Uma longa história


Arnaldo Niskier

 

São de épocas distintas as tentativas de Brasil e Portugal para adotar um único procedimento no que se refere à grafia das palavras. Marcos foram os quase acordos de 1945 (quando a delegação brasileira foi presidida pelo inesquecível acadêmico Pedro Calmon), depois o grande trabalho do filólogo Antonio Houaiss, que desaguou em 1990 quando parecia que tudo caminharia favoravelmente.
 
Brasil e Portugal, ao lado de Cabo Verde, chegaram a homenagear o então presidente José Sarney pelo que parecia o final feliz de uma longa história.

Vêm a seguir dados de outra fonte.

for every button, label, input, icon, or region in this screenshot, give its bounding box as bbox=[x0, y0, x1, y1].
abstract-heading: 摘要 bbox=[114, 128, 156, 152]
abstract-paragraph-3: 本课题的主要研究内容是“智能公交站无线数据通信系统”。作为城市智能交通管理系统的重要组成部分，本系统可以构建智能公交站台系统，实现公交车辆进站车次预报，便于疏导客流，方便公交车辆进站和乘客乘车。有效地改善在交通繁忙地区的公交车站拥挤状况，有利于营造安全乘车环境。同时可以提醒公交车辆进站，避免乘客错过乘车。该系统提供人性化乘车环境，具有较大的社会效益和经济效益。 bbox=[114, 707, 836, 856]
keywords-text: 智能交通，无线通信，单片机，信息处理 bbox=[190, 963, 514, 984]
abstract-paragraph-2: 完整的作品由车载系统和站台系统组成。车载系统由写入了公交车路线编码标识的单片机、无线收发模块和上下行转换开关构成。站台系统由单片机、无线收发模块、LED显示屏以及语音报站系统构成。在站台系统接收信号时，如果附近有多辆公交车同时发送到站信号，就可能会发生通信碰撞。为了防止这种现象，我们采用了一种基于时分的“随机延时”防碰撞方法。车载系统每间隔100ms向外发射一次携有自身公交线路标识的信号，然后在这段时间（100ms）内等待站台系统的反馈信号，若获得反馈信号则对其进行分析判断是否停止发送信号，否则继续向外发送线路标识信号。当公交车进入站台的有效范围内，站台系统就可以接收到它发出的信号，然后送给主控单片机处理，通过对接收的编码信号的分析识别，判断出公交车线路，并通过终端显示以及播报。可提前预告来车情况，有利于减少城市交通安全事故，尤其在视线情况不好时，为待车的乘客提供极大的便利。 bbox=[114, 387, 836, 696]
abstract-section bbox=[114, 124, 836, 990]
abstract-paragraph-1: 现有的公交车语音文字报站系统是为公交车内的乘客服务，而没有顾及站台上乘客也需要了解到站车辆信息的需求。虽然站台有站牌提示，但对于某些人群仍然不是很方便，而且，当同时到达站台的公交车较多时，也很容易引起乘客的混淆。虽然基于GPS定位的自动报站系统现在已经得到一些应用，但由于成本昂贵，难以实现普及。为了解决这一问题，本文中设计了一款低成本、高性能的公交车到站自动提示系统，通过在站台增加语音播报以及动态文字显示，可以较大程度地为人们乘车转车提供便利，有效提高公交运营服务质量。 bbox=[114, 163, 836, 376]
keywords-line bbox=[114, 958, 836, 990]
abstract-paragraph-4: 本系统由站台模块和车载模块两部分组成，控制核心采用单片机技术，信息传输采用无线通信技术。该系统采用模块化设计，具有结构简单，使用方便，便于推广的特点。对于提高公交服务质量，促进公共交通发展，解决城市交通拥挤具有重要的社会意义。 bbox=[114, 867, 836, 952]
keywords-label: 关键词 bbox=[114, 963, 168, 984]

Todos concordavam que seria melhor para a comunidade lusófona que houvesse o Acordo Ortográfico, pois o fato ensejaria uma busca da oficialização da língua portuguesa em organismos internacionais, a partir da ONU. Ledo engano. O que tem ocorrido até aqui é um grande “desacordo”.
 
Autoridades portuguesas desistiram de colocar o combinado em execução formal. Surgiram comentários do tipo “estamos sendo vítimas dos neocolonizadores”. Na verdade, mudança que só alcançaria 1,5% dos termos existentes em nossos vocabulários oficiais, com o fim do trema, a simplificação do uso do hífen e a padronização da acentuação (ou não) de certas palavras.
 
Alguns apressados marcaram para 2008 o início do Acordo Ortográfico de Unificação da Língua Portuguesa, que abrangeria as oito nações lusófonas, já com a inclusão do Timor Leste. Só que o fato não é verdadeiro. Houve um recuo tático, sobretudo do Brasil e de Portugal. O MEC adiou o emprego das mudanças nos livros didáticos (mais de 120 milhões de exemplares) a serem distribuídos no início do ano letivo de 2008, e a única certeza, hoje, é de que ninguém sabe quando o assunto voltará oficialmente à tona.
 
Uma pena, pois assim nos distanciamos de outras línguas de cultura, como é o caso do francês e do inglês, que têm uma grafia comum para as suas respectivas palavras. No caso do inglês, emprega-se mais de um milhão delas (três vezes o que se encontra no Vocabulário da Academia Brasileira de Letras) – e todas escritas, na Comunidade Britânica de Nações, da mesma forma. Aqui, pelo visto, vamos continuar nessa divisão que não tem nada de inteligente. Não deveria ser assim. O idioma português é o quinto mais falado do mundo, alcançando mais de 240 milhões de pessoas. 
 
Reparem, nos exemplos a seguir, como são quase irrelevantes as divergências existentes. Na Moderna Gramática Portuguesa, de Evanildo Bechara, Editora Lucerna, 37a edição, há casos em que a língua permite usar ora o advérbio (invariável), ora o adjetivo (variável). Os exemplos são múltiplos e bastante esclarecedores. O primeiro exemplo pode ser encontrado em Camilo Castelo Branco:
“Vamos a falar sérios” ou “Vamos a falar sério”. O escritor Mário Barreto adotou essa liberdade ou dualidade, sem que nada lhe tenha sido cobrado.
 
Outro exemplo está em Augusto Rebelo da Silva:
 
“Os momentos custam caros” ou “Os momentos custam caro”. Podemos  citar Alexandre Herculano: “Era esta a herança dos miseráveis, que ele sabia não escassearem na quase solitária e meia arruinada Cartéia.” Meia ou meio? Pelo ouvido, a segunda hipótese seria mais simpática, mas vale a escolha do autor, na construção literária que lhe é peculiar.
 
A distinção entre adjetivos e advérbios só se dá nitidamente quando a palavra determinada está no feminino ou no plural, caso em que a flexão nos leva a melhor interpretar o termo como adjetivo. Diz Bechara: “Na língua padrão atual, a tendência é para, nesses casos, proceder dentro da estrita regra da gramática e usar tais termos sem flexão, adverbialmente.” E mais adiante: “Entram nessa possibilidade de flexão as construções de tanto mais, quanto menos, pouco mais, muito mais, em que o primeiro elemento pode concordar ou não com o substantivo.